Located in the heart of Tokyo’s Roppongi district, Ryoji Iedokoro Architects have created a new restaurant with a forest-like interior, inspired by the origins of man. The architect and client met socially, where the restaurant owner expressed his plans to open his first restaurant in central Roppongi. Due to the abundance of restaurants in the area, the client expressed an intention to create something visually striking that would set it apart from the rest.
The restaurant serves yakiniku (Japanese grilled meat), hence Ryoji Iedokoro Architects’ design concept being based on the early origins of man, and furthermore connected with the primal diet of meat. From this, the architects have reimagined the concept of communal gathering spaces as places of generating conversation and dialogue, the very basis of human connection.

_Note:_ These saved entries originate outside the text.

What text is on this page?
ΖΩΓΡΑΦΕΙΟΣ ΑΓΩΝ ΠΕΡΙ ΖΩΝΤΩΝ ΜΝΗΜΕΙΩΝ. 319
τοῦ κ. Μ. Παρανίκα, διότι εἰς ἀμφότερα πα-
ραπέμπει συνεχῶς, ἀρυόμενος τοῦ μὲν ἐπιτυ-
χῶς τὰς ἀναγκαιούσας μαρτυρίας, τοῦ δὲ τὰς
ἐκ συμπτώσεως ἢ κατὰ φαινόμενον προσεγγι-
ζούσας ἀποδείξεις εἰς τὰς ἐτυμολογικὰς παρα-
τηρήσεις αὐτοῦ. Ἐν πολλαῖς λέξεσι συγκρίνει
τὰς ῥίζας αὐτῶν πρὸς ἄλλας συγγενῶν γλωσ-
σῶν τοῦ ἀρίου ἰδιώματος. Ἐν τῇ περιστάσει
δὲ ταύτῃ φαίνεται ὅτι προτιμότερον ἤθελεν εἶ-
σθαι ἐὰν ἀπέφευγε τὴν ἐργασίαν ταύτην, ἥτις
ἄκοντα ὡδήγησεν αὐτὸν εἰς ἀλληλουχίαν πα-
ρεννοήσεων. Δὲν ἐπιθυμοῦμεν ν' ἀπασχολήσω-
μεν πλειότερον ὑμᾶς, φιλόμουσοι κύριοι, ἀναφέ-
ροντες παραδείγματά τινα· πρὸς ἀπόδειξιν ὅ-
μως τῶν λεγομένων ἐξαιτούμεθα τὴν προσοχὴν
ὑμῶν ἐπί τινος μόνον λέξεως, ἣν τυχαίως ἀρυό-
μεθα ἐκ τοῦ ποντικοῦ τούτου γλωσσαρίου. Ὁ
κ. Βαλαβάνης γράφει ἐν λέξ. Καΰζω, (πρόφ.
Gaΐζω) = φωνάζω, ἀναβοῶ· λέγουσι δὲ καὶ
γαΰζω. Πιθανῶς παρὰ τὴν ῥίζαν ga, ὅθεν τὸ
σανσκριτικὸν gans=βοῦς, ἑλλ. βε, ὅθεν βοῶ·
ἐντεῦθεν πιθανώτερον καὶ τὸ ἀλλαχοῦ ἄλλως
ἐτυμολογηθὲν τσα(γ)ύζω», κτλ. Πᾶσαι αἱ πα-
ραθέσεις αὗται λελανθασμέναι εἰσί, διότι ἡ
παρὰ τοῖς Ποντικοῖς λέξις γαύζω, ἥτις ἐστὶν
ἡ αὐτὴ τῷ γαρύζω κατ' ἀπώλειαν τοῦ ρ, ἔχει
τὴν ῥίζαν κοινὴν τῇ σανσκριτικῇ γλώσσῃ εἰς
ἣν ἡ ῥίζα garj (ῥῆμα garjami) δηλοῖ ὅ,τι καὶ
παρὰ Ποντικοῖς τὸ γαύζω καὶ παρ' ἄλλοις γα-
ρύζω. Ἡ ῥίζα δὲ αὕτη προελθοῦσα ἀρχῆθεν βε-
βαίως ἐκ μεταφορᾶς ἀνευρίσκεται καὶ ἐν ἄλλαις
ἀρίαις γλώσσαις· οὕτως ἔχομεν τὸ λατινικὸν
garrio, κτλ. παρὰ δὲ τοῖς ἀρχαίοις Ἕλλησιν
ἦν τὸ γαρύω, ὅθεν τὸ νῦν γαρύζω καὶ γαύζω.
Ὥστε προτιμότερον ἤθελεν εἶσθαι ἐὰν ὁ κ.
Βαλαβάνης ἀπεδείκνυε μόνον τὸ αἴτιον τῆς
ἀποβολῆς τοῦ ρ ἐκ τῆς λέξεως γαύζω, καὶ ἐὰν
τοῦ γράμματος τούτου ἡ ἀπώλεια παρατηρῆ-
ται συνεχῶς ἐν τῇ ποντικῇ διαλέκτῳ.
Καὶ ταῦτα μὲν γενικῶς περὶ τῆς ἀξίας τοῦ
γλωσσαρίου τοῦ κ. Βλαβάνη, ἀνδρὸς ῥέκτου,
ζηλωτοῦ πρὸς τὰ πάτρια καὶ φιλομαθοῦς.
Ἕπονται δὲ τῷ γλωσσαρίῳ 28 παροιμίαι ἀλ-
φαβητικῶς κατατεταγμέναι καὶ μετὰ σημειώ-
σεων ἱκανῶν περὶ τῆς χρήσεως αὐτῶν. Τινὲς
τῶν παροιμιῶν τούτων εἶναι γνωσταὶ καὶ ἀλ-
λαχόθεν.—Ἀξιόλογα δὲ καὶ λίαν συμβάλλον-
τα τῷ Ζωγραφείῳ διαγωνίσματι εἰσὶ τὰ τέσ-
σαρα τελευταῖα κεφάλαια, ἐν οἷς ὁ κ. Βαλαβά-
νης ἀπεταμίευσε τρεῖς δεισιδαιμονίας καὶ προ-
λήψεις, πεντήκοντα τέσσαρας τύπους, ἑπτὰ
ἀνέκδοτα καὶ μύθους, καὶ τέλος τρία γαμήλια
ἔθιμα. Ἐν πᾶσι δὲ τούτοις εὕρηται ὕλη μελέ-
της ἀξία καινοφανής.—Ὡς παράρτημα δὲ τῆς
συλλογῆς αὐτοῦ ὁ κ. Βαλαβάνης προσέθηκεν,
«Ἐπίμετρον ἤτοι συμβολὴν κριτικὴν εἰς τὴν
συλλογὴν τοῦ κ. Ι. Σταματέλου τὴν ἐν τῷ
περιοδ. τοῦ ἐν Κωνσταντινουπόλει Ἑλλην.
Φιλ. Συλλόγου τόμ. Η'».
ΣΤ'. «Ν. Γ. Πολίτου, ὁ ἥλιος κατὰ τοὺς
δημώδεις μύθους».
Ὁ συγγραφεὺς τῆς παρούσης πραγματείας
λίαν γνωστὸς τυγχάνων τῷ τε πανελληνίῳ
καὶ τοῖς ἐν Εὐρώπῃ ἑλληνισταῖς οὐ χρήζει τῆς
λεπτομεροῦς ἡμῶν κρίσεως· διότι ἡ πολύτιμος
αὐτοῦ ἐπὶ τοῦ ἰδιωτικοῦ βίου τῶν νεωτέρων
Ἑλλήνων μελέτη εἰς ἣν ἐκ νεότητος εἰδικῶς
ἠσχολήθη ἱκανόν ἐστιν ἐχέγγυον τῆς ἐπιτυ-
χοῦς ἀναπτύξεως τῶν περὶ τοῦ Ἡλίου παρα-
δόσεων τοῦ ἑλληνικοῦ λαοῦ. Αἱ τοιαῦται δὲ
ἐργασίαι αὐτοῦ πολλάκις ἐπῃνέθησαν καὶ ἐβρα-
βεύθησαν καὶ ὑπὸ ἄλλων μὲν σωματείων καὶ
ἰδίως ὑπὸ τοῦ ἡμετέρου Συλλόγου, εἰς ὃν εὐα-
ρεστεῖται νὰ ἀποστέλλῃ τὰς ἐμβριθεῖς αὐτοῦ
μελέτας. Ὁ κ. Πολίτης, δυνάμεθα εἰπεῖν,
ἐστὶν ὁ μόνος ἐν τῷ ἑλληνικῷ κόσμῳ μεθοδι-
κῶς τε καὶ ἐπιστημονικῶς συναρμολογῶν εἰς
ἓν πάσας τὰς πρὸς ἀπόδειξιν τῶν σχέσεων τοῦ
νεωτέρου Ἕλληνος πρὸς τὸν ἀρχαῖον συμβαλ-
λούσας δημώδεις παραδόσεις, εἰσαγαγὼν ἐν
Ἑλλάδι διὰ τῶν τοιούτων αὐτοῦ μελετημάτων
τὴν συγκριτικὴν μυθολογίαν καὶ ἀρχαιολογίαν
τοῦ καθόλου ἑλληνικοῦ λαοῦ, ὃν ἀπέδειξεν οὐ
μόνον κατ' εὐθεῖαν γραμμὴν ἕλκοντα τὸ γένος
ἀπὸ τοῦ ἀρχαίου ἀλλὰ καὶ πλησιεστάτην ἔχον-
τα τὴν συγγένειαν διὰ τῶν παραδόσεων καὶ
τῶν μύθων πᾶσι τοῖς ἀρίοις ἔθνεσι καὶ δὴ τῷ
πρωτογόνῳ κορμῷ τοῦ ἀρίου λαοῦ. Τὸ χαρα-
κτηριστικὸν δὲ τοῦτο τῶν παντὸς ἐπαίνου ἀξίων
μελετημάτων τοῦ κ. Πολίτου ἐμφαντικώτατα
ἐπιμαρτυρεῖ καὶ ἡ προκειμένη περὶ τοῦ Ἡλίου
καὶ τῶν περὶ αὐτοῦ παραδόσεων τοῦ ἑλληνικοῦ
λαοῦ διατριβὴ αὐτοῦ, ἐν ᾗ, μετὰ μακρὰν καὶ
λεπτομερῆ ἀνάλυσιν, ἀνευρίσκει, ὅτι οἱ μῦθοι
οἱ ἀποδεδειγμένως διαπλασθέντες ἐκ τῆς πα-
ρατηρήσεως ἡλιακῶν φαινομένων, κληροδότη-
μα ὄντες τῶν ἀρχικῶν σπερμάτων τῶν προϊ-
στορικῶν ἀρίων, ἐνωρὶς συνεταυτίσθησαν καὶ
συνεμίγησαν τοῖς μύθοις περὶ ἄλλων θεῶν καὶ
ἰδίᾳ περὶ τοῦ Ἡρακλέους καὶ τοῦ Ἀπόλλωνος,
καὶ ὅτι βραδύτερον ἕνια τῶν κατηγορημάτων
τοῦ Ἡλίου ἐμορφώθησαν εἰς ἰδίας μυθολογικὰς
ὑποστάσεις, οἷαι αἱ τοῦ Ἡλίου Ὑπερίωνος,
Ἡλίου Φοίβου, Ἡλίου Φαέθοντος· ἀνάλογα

Over a total of site area of 130sqm divided over two floors, the restaurant sits on a corner site in Tokyo’s dense Roppongi area.Ryoji Iedokoro explains, “The exposed corner site meant a protective building was required for both visual and acoustic privacy, and the design seeks to create an enclosed shelter for the occupants.”
From street view, the wide glass facade from the ground floor is connected to the second, allowing plenty of generous light. The design provides a transparent view of the restaurant, almost as if it had been sliced in half to expose the three key elements for its concept of the origins of humans; from the caves, to earth and heaven. Architect Ryoji Iedokoro explains, “The design reminds us of these natural surroundings, being around trees on a riverside, sitting in caves to avoid rain and wind. Experiencing not only the visual image of this design, but also enjoying an emotive experience, which will create vivid and inspirational memories.
Each design material was selected for their diversity to the space. On the ground floor dining area, a long communal glass table is positioned against a mirrored wall providing the illusion of continuing space. The glass floors tiles were made from recycled glass, with the elongated glass table incorporating a smokey black ink running throughout the entire table resembling smoke from a fire. The cave-like interior presents wood-grain walls that have in fact been hand-shaped from concrete to provide the particular texture.
On the 2nd floor, find a forest-like interior with carefully segmented group dining spaces that provide privacy in an open-plan seating area. Seating separations are made by unassuming steel pipes resembling trees with branch-like hooks to hang coats and jackets from, allowing for more space. As one of the most captivating design elements, the floor was made from layered OSB wood panel with each piece hand-placed in the shape of a mountainous landscape. “The floors are designed to show the contours of the ground so we can feel nature underneath our feet,” says Ryoji.
Plans for a rooftop garden and dining area as the third “sky” stage is anticipated for completion by next year, and part of the architect and restaurants owners ongoing collaboration. Certainly an interior concept that is not your usual restaurant experience.